Brasilianer können sehr empfindlich sein. Als deutsche Journalistin sollte man daher mit Fragen zu jenem 7:1-Erfolg der Nationalmannschaft im WM-Halbfinale gegen Brasilien vorsichtig sein. Man umkreist das Thema, spricht es auch bei Pressekonferenzen besser nicht zu forsch an. Tite, der Nationalcoach der Südamerikaner, hat allerdings weniger Vorbehalte. „Das 7:1 ist ein Fakt, an den man sich gewöhnen und mit dem man natürlich umgehen muss.“ Tite ist ein Meister der Psychologie, der mit einem Befreiungsschlag in den Angriff übergeht.
So schön waren die Tore:
„So lange es kein neues Spiel gibt, wird über dieses gesprochen, werden Witze gemacht“, sagt Tite. „So wie es nach dem Finale der Weltmeisterschaft 2002 war, da wurden Witze über den Fehler von Kahn gemacht und über die Tore von Ronaldo.“ Dann versucht er, die Brisanz aus dem Spiel, dem ersten zwischen Deutschland und Brasilien nach dem 7:1 vom 8. Juli 2014, herauszunehmen. Die Partie heute Abend in Berlin (20.45 Uhr/ZDF) sei eine ganz andere, wenngleich wichtig in der Vorbereitung auf die WM in Russland.

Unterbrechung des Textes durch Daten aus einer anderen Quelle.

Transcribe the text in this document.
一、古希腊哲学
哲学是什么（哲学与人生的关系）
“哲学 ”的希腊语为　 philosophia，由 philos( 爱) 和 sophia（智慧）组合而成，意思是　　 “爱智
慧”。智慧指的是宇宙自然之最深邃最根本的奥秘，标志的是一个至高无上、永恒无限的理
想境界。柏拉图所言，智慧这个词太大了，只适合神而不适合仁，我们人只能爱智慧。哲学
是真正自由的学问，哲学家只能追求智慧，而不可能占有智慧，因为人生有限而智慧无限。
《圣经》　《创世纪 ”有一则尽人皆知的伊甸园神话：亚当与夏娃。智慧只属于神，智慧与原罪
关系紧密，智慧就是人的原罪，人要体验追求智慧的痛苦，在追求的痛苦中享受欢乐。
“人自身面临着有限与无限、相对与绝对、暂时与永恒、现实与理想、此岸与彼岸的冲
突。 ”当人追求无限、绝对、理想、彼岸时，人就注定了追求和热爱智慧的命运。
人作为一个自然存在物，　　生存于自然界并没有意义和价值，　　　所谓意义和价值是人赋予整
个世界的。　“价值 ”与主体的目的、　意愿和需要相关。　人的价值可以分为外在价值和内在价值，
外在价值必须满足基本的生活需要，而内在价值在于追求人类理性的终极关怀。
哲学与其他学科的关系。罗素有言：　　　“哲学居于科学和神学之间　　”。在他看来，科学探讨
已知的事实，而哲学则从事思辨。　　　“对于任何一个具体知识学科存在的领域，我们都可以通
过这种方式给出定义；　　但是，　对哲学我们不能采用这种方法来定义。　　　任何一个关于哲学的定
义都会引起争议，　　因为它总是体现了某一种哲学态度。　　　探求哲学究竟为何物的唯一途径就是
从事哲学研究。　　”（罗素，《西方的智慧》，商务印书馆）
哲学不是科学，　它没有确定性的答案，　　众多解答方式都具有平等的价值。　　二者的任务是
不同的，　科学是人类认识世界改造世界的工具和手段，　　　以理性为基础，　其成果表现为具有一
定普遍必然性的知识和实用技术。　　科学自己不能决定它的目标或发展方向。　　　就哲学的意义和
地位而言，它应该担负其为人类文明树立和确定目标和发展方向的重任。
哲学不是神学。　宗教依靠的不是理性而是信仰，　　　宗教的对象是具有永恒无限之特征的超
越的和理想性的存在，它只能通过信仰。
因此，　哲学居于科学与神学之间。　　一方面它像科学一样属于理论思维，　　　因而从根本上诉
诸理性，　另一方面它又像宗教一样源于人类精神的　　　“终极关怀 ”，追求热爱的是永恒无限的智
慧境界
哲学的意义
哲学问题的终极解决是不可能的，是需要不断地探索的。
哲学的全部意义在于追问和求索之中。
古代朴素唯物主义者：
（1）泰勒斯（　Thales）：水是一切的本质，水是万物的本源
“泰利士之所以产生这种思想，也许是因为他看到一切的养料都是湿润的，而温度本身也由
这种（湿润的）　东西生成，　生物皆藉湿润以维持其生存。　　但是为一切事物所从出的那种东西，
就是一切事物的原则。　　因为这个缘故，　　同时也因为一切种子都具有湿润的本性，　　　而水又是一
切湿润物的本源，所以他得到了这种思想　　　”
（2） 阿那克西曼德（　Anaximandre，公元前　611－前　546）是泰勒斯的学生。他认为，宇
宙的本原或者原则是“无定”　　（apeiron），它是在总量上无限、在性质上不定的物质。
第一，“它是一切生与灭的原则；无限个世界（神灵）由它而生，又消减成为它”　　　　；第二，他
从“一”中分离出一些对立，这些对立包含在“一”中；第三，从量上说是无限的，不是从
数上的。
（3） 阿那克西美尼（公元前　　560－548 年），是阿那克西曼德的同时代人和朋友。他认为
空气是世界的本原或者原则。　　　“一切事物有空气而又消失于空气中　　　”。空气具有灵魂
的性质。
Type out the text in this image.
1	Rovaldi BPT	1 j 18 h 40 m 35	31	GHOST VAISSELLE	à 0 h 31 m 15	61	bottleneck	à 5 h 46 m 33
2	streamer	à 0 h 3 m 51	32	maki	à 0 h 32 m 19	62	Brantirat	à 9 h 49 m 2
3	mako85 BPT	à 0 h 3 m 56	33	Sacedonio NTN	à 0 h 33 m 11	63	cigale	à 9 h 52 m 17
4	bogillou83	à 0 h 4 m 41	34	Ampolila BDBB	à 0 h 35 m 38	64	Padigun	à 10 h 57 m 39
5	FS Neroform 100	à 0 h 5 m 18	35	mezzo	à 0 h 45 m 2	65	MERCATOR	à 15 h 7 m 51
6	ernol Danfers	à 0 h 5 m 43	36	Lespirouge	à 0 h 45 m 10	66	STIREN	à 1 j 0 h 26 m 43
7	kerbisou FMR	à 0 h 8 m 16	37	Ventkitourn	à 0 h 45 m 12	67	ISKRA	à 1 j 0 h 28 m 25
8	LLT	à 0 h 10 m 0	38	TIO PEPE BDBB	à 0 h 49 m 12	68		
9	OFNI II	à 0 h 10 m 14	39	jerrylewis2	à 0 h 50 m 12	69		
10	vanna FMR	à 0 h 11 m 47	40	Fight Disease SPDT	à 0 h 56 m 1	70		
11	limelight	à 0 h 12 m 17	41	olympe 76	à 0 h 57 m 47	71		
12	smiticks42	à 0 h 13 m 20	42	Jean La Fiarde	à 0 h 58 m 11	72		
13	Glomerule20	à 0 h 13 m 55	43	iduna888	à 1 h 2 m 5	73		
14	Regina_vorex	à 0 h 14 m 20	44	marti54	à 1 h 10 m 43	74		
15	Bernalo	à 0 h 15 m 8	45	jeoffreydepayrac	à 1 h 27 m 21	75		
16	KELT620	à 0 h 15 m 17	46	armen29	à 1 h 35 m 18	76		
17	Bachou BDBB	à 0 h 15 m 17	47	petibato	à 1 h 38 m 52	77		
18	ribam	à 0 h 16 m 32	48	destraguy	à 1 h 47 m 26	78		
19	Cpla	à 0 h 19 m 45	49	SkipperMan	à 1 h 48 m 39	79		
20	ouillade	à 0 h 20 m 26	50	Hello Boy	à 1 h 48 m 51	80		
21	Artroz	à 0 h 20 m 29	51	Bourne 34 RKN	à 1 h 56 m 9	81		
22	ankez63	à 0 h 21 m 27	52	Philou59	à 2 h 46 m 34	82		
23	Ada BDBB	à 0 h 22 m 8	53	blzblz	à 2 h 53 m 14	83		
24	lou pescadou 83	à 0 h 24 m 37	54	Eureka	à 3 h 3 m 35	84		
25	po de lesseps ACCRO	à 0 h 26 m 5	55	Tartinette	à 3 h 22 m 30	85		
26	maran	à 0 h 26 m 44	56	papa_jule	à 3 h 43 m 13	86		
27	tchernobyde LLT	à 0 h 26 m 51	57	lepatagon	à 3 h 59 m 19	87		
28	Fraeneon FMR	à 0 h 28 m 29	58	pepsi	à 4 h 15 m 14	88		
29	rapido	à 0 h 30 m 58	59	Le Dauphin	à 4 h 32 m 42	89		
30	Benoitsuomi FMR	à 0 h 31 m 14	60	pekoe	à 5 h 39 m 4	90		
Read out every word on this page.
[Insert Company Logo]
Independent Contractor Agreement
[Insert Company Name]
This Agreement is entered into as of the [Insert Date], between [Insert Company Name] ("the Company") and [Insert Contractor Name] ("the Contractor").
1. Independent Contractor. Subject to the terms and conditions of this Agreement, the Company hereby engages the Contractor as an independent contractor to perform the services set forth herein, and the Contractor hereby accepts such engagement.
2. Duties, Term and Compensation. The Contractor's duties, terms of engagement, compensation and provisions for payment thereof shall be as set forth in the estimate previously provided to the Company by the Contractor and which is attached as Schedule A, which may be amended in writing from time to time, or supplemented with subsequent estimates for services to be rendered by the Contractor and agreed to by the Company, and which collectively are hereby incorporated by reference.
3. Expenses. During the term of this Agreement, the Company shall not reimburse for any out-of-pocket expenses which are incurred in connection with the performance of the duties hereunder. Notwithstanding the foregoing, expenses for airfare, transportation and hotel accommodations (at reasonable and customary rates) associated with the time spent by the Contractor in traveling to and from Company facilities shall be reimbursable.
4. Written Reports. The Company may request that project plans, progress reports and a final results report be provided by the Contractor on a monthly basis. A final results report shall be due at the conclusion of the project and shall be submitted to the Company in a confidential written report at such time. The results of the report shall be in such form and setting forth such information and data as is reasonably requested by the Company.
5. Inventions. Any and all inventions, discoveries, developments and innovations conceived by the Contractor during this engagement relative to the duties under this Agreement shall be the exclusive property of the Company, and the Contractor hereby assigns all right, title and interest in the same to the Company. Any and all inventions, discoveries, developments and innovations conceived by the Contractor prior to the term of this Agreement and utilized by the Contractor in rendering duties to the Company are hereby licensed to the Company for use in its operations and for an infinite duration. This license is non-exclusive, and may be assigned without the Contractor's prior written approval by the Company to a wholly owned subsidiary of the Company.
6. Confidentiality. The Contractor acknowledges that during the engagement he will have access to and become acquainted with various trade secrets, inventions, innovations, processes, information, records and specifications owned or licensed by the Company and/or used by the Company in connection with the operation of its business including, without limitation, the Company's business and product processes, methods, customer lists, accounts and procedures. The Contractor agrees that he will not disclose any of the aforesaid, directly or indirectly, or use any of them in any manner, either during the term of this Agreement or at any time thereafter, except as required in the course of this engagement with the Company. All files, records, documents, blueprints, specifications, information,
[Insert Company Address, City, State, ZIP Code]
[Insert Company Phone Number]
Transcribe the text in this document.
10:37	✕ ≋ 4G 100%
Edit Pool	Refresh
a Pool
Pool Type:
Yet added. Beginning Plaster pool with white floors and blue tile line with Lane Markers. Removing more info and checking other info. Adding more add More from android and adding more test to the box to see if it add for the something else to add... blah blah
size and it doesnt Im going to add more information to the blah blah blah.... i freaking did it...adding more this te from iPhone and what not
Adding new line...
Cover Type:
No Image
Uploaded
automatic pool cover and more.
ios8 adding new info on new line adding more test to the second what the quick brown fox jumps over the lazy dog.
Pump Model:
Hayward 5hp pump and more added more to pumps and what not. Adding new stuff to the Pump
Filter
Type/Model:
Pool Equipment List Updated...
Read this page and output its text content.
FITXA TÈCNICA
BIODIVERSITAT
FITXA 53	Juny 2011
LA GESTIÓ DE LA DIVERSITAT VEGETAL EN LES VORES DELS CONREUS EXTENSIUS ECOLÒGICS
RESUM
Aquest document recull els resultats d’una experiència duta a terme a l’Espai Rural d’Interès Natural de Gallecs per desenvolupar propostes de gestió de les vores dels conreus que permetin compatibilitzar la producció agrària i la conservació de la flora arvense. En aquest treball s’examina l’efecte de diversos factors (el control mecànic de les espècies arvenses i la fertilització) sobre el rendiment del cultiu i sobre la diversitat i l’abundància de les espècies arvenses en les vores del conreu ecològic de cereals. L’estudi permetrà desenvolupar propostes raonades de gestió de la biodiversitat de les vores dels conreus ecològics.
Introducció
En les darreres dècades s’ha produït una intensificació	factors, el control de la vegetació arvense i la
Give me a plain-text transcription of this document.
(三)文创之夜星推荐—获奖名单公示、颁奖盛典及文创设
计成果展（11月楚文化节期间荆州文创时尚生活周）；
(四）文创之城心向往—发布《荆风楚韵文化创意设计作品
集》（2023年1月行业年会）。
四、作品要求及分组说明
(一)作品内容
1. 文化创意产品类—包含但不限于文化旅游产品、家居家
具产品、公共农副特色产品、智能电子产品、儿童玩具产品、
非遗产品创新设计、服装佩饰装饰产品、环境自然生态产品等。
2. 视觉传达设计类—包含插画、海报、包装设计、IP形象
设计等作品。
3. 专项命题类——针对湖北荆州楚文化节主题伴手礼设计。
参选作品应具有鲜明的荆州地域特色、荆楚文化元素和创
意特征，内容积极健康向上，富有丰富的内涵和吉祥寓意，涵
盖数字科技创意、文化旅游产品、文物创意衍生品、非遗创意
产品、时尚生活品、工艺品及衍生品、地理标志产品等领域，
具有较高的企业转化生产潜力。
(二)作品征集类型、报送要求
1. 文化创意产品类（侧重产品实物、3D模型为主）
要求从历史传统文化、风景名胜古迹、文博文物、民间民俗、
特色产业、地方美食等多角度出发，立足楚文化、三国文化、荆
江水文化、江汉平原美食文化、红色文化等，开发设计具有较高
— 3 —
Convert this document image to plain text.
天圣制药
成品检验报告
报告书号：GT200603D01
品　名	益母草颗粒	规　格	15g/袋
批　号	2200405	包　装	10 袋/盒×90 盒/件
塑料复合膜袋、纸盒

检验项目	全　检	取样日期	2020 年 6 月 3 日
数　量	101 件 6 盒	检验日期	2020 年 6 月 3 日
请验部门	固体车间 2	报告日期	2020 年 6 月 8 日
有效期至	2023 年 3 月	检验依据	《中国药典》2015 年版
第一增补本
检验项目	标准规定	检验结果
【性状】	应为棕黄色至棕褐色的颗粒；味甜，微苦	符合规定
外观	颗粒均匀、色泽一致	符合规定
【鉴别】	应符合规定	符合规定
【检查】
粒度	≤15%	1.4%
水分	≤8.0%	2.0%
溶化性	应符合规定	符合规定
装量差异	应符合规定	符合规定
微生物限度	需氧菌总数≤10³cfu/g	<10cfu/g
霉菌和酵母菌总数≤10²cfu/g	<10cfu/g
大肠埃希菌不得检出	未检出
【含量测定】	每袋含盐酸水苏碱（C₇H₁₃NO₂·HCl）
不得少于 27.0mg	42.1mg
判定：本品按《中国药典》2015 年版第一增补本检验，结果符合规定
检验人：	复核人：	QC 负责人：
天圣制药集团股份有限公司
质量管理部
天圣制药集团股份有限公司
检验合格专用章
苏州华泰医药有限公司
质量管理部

Eine Revanche, wie es vielerorten hieß, davon ist in Brasilien an diesem Sonntagabend der Fußballfan Alexandre Abreu Gontijo aus Rio de Janeiro ebenso überzeugt wie der Kellner David in einer Churrascaria, kann es nur geben, wenn Brasilien bei einer Weltmeisterschaft in Deutschland mit 7:1 gegen Deutschland gewinnt. „Leider wird jene Niederlage in der Geschichte eingeschrieben bleiben. Wir haben jedoch die Chance, eine neue Geschichte zu schreiben“, sagt Renato Augusto, der ehemalige Spieler von Bayer Leverkusen, der Tites verlängerter Arm der Seleção ist.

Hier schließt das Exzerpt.